Rosberg answers critics in emphatic style
Nico Rosberg looks every inch the archetypal image of a grand prix driver - blonde, good looking, perfect smile, the lot. And in Shanghai on Sunday, at the 111th attempt, he finally delivered the most important part of the package - the perfect win.
It has been a long time coming.
This is the 26-year-old German's seventh season of F1 and while Lewis Hamilton, who was his team-mate when they were teenage karters 12 years ago, was a winner almost from the start of his Formula 1 career, Rosberg's route to the top step of the podium has been somewhat more torturous.
So torturous, in fact, that there have been times when some wondered whether he would ever follow his father Keke in becoming a race winner.
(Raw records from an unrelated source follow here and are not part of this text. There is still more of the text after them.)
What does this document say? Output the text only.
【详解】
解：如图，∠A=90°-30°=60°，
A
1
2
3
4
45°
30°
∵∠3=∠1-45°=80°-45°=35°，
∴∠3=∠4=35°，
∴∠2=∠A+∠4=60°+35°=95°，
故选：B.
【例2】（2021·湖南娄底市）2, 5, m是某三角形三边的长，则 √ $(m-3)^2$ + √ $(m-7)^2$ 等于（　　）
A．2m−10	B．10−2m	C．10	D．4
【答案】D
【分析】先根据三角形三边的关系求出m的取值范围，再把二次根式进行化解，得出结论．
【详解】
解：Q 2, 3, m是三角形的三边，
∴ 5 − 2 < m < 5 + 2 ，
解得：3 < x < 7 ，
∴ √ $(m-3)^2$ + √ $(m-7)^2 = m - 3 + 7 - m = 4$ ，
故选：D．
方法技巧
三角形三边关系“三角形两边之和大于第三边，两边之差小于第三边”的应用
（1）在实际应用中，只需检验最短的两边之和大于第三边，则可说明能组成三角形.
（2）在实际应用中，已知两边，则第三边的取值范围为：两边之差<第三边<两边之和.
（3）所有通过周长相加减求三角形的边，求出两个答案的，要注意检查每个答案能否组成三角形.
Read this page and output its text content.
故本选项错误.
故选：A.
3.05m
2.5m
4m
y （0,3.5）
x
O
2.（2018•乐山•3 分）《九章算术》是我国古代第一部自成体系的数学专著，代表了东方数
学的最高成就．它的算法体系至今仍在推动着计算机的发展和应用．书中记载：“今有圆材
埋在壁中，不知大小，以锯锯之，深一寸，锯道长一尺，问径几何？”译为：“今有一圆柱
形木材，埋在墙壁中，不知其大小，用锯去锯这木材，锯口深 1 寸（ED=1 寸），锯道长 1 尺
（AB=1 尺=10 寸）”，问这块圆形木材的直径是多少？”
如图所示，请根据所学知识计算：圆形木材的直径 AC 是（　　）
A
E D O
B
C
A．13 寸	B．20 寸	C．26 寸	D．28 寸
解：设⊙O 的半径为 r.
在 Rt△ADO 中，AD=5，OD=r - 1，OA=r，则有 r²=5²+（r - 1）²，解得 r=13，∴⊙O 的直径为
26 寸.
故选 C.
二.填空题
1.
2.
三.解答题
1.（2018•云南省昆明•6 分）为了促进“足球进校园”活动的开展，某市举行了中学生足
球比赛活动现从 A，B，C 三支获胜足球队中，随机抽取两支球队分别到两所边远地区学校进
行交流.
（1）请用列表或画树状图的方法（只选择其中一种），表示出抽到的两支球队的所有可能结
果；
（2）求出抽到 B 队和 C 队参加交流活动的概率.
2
Nico Rosberg's dominant victory in China ensured he has become the first son of a living grand prix winner to follow in his father's footsteps - and only the third ever. The fathers of Damon Hill and Jacques Villeneuve were killed when their son were children.
Keke Rosberg also had to wait a long time to stand on the top step of the podium - his first victory came in his fifth season.
Like Nico, that was Keke's first year in a competitive car, and he ended it as world champion. It seems unlikely at this stage that Nico will follow his father in that sense, too, but after such a dominant win it certainly cannot be completely ruled out.
Nico Rosberg led from pole position to score Mercedes' first victory since the 1955 Italian Grand Prix. Photo: Getty
There is no doubt about the calibre of Rosberg's win on Sunday, but it remains difficult to be absolutely sure of his ultimate potential.
He is clearly very fast - but just how fast is not completely clear. Likewise, it remains to be seen whether he possesses all the other qualities that make up a great grand prix driver.
So far, for example, he has appeared to be the sort of driver who will deliver to the potential of his car - but not one who is able to transcend it occasionally, in the manner of Hamilton or Fernando Alonso.
In his debut year, he was generally marginally out-paced by Mark Webber, his team-mate at Williams at the time. And for the rest of Rosberg's career there before joining Mercedes in 2010 he was partnered with journeymen drivers and in uncompetitive cars.
Rosberg has dominated his Mercedes team-mate Michael Schumacher in qualifying since then, but it is clear to most that the seven-time champion is not the same driver he was before he retired in 2006 and spent three years on the sidelines. And until Sunday, Schumacher had generally matched Rosberg for race pace since last season.
The improved performance of Mercedes this year will finally give Rosberg the chance to go wheel-to-wheel with the top drivers on a consistent basis for the first time, so a clearer picture may well emerge.
A first win, especially one so impressive, will do wonders for his confidence, although he has never lacked for that.
Rosberg is a highly intelligent man, who was planning on a degree in engineering had he not become a Formula 1 driver. He is an individual character, and can be a prickly interviewee.
It may be that will change now he will no longer be faced with endless questions about whether he believes he can be a winner.
He could not have answered them in more emphatic style.
If Schumacher had thought Rosberg's 0.5 seconds a lap advantage in qualifying was a one-off based on a unique set of circumstances, he was soon disabused of that belief in the race as the younger German sprinted off into the distance, building a five-second lead in the first 10 laps.
That margin was the foundation for his win, but it was not as if Rosberg then spent the rest of the afternoon hanging on in front of faster cars.
After the first pit stops, Jenson Button was up into a de facto second place and in clear air, but Rosberg continued to pull away, although he was on the faster tyre. Button came back at him before the McLaren driver made his second stop, but only marginally.
Had the mechanic fitting Button's left rear tyre not suffered a problem with a cross-threaded wheel nut at his final stop, the Englishman would have rejoined about 14 seconds behind Rosberg with 19 laps to go.
Button's pace on the slower tyre suggests that he would have closed on Rosberg at that stage, but whether it would have been quickly enough is a moot point.
McLaren team principal Martin Whitmarsh admitted: "I think it would have been very difficult to beat him."
Where have a team who have gone backwards in the first two races found that pace from? Both Rosberg and Mercedes sports boss Norbert Haug had a simple explanation - set-up changes allowing better use of the tyres.
They had used them too much in the first race in Australia and not worked them enough in the second in Malaysia. Here in Shanghai they found a middle way.
Behind Rosberg was a fantastic scrap for second place, what Haug described as "one of the best races I have ever seen".
Recounting the story of Red Bull's race from ninth and 14th places on the first lap to fourth and fifth at the flag, team boss Christian Horner said he sounded "like a horse racing commentator".
The championship is clearly going to be very close and it is setting up what look set to be a superb season.
"We've had three very different races," Whitmarsh said, "and I think this is going to be a season where potentially we have 20 very different races.
"It's fascinating, really. I enjoy it and I'm sure people watching it enjoy it. Who's going to predict who's going to win in Bahrain?"